Thursday, November 8, 2018

Angels - Illumined with the First Rays from God (St. Gregory the Theologian)


By St. Gregory the Theologian

(Oration 38, On the Theophany, 8-10)

But when I say God, I mean Father, Son, and Holy Spirit. For Godhead is neither diffused beyond these, so as to bring in a mob of gods; nor yet is it bounded by a smaller compass than these, so as to condemn us for a poverty-stricken conception of Deity; either Judaizing to save the Monarchia, or falling into heathenism by the multitude of our gods. For the evil on either side is the same, though found in contrary directions. This then is the Holy of Holies, which is hidden even from the Seraphim, and is glorified with a thrice repeated Holy, meeting in one ascription of the title Lord and God, as one of our predecessors has most beautifully and loftily pointed out.

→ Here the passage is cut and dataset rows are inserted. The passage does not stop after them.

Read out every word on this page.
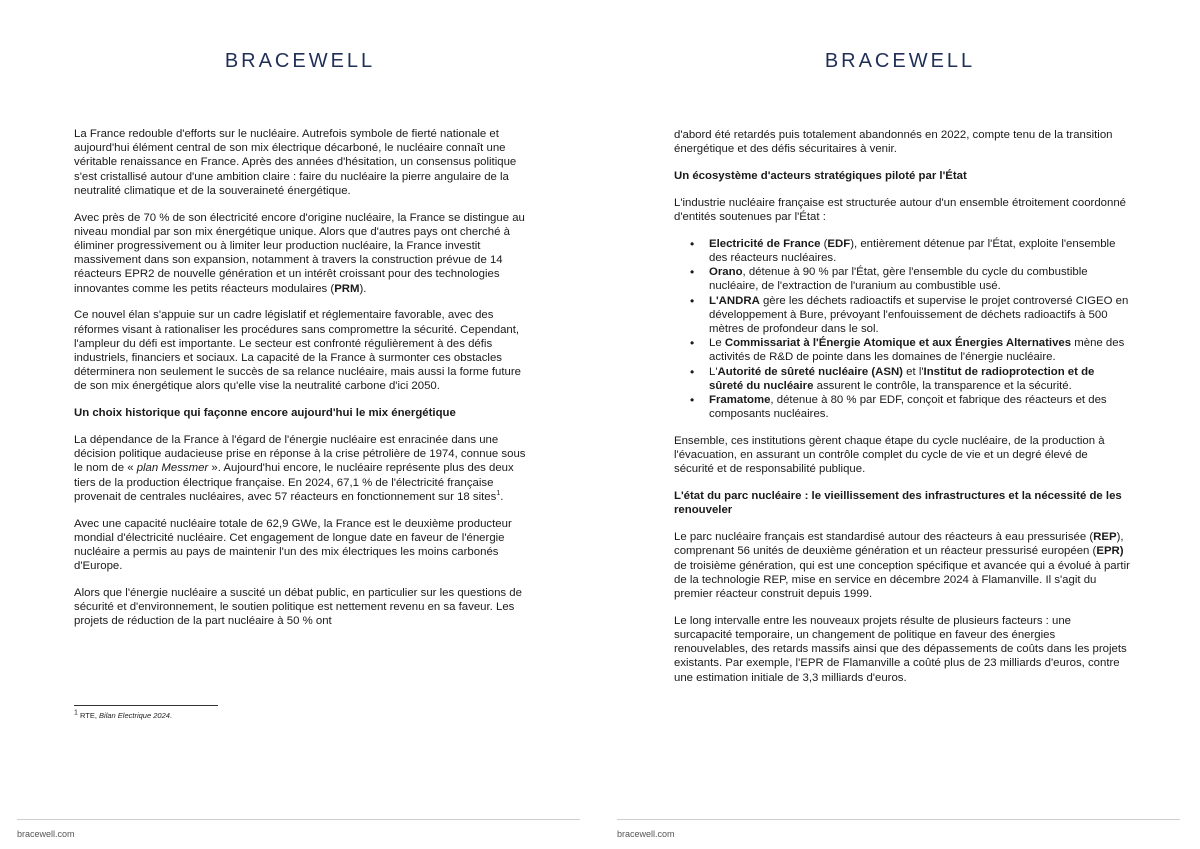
BRACEWELL

La France redouble d'efforts sur le nucléaire. Autrefois symbole de fierté nationale et aujourd'hui élément central de son mix électrique décarboné, le nucléaire connaît une véritable renaissance en France. Après des années d'hésitation, un consensus politique s'est cristallisé autour d'une ambition claire : faire du nucléaire la pierre angulaire de la neutralité climatique et de la souveraineté énergétique.

Avec près de 70 % de son électricité encore d'origine nucléaire, la France se distingue au niveau mondial par son mix énergétique unique. Alors que d'autres pays ont cherché à éliminer progressivement ou à limiter leur production nucléaire, la France investit massivement dans son expansion, notamment à travers la construction prévue de 14 réacteurs EPR2 de nouvelle génération et un intérêt croissant pour des technologies innovantes comme les petits réacteurs modulaires (PRM).

Ce nouvel élan s'appuie sur un cadre législatif et réglementaire favorable, avec des réformes visant à rationaliser les procédures sans compromettre la sécurité. Cependant, l'ampleur du défi est importante. Le secteur est confronté régulièrement à des défis industriels, financiers et sociaux. La capacité de la France à surmonter ces obstacles déterminera non seulement le succès de sa relance nucléaire, mais aussi la forme future de son mix énergétique alors qu'elle vise la neutralité carbone d'ici 2050.

Un choix historique qui façonne encore aujourd'hui le mix énergétique

La dépendance de la France à l'égard de l'énergie nucléaire est enracinée dans une décision politique audacieuse prise en réponse à la crise pétrolière de 1974, connue sous le nom de « plan Messmer ». Aujourd'hui encore, le nucléaire représente plus des deux tiers de la production électrique française. En 2024, 67,1 % de l'électricité française provenait de centrales nucléaires, avec 57 réacteurs en fonctionnement sur 18 sites$^1$.

Avec une capacité nucléaire totale de 62,9 GWe, la France est le deuxième producteur mondial d'électricité nucléaire. Cet engagement de longue date en faveur de l'énergie nucléaire a permis au pays de maintenir l'un des mix électriques les moins carbonés d'Europe.

Alors que l'énergie nucléaire a suscité un débat public, en particulier sur les questions de sécurité et d'environnement, le soutien politique est nettement revenu en sa faveur. Les projets de réduction de la part nucléaire à 50 % ont

$^1$ RTE, Bilan Electrique 2024.
bracewell.com
BRACEWELL

d'abord été retardés puis totalement abandonnés en 2022, compte tenu de la transition énergétique et des défis sécuritaires à venir.

Un écosystème d'acteurs stratégiques piloté par l'État

L'industrie nucléaire française est structurée autour d'un ensemble étroitement coordonné d'entités soutenues par l'État :

• Electricité de France (EDF), entièrement détenue par l'État, exploite l'ensemble des réacteurs nucléaires.
• Orano, détenue à 90 % par l'État, gère l'ensemble du cycle du combustible nucléaire, de l'extraction de l'uranium au combustible usé.
• L'ANDRA gère les déchets radioactifs et supervise le projet controversé CIGEO en développement à Bure, prévoyant l'enfouissement de déchets radioactifs à 500 mètres de profondeur dans le sol.
• Le Commissariat à l'Énergie Atomique et aux Énergies Alternatives mène des activités de R&D de pointe dans les domaines de l'énergie nucléaire.
• L'Autorité de sûreté nucléaire (ASN) et l'Institut de radioprotection et de sûreté du nucléaire assurent le contrôle, la transparence et la sécurité.
• Framatome, détenue à 80 % par EDF, conçoit et fabrique des réacteurs et des composants nucléaires.

Ensemble, ces institutions gèrent chaque étape du cycle nucléaire, de la production à l'évacuation, en assurant un contrôle complet du cycle de vie et un degré élevé de sécurité et de responsabilité publique.

L'état du parc nucléaire : le vieillissement des infrastructures et la nécessité de les renouveler

Le parc nucléaire français est standardisé autour des réacteurs à eau pressurisée (REP), comprenant 56 unités de deuxième génération et un réacteur pressurisé européen (EPR) de troisième génération, qui est une conception spécifique et avancée qui a évolué à partir de la technologie REP, mise en service en décembre 2024 à Flamanville. Il s'agit du premier réacteur construit depuis 1999.

Le long intervalle entre les nouveaux projets résulte de plusieurs facteurs : une surcapacité temporaire, un changement de politique en faveur des énergies renouvelables, des retards massifs ainsi que des dépassements de coûts dans les projets existants. Par exemple, l'EPR de Flamanville a coûté plus de 23 milliards d'euros, contre une estimation initiale de 3,3 milliards d'euros.

bracewell.com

But since this movement of self-contemplation alone could not satisfy Goodness, but Good must be poured out and go forth beyond Itself to multiply the objects of Its beneficence, for this was essential to the highest Goodness, He first conceived the Heavenly and Angelic Powers. And this conception was a work fulfilled by His Word, and perfected by His Spirit. And so the secondary Splendors came into being, as the Ministers of the Primary Splendor; whether we are to conceive of them as intelligent Spirits, or as Fire of an immaterial and incorruptible kind, or as some other nature approaching this as near as may be. I should like to say that they were incapable of movement in the direction of evil, and susceptible only of the movement of good, as being about God, and illumined with the first rays from God — for earthly beings have but the second illumination; but I am obliged to stop short of saying that, and to conceive and speak of them only as difficult to move because of him, who for his splendor was called Lucifer, but became and is called Darkness through his pride; and the apostate hosts who are subject to him, creators of evil by their revolt against good and our inciters.

Thus, then, and for these reasons, He gave being to the world of thought, as far as I can reason upon these matters, and estimate great things in my own poor language. Then when His first creation was in good order, He conceives a second world, material and visible; and this a system and compound of earth and sky, and all that is in the midst of them — an admirable creation indeed, when we look at the fair form of every part, but yet more worthy of admiration when we consider the harmony and the unison of the whole, and how each part fits in with every other, in fair order, and all with the whole, tending to the perfect completion of the world as a Unit.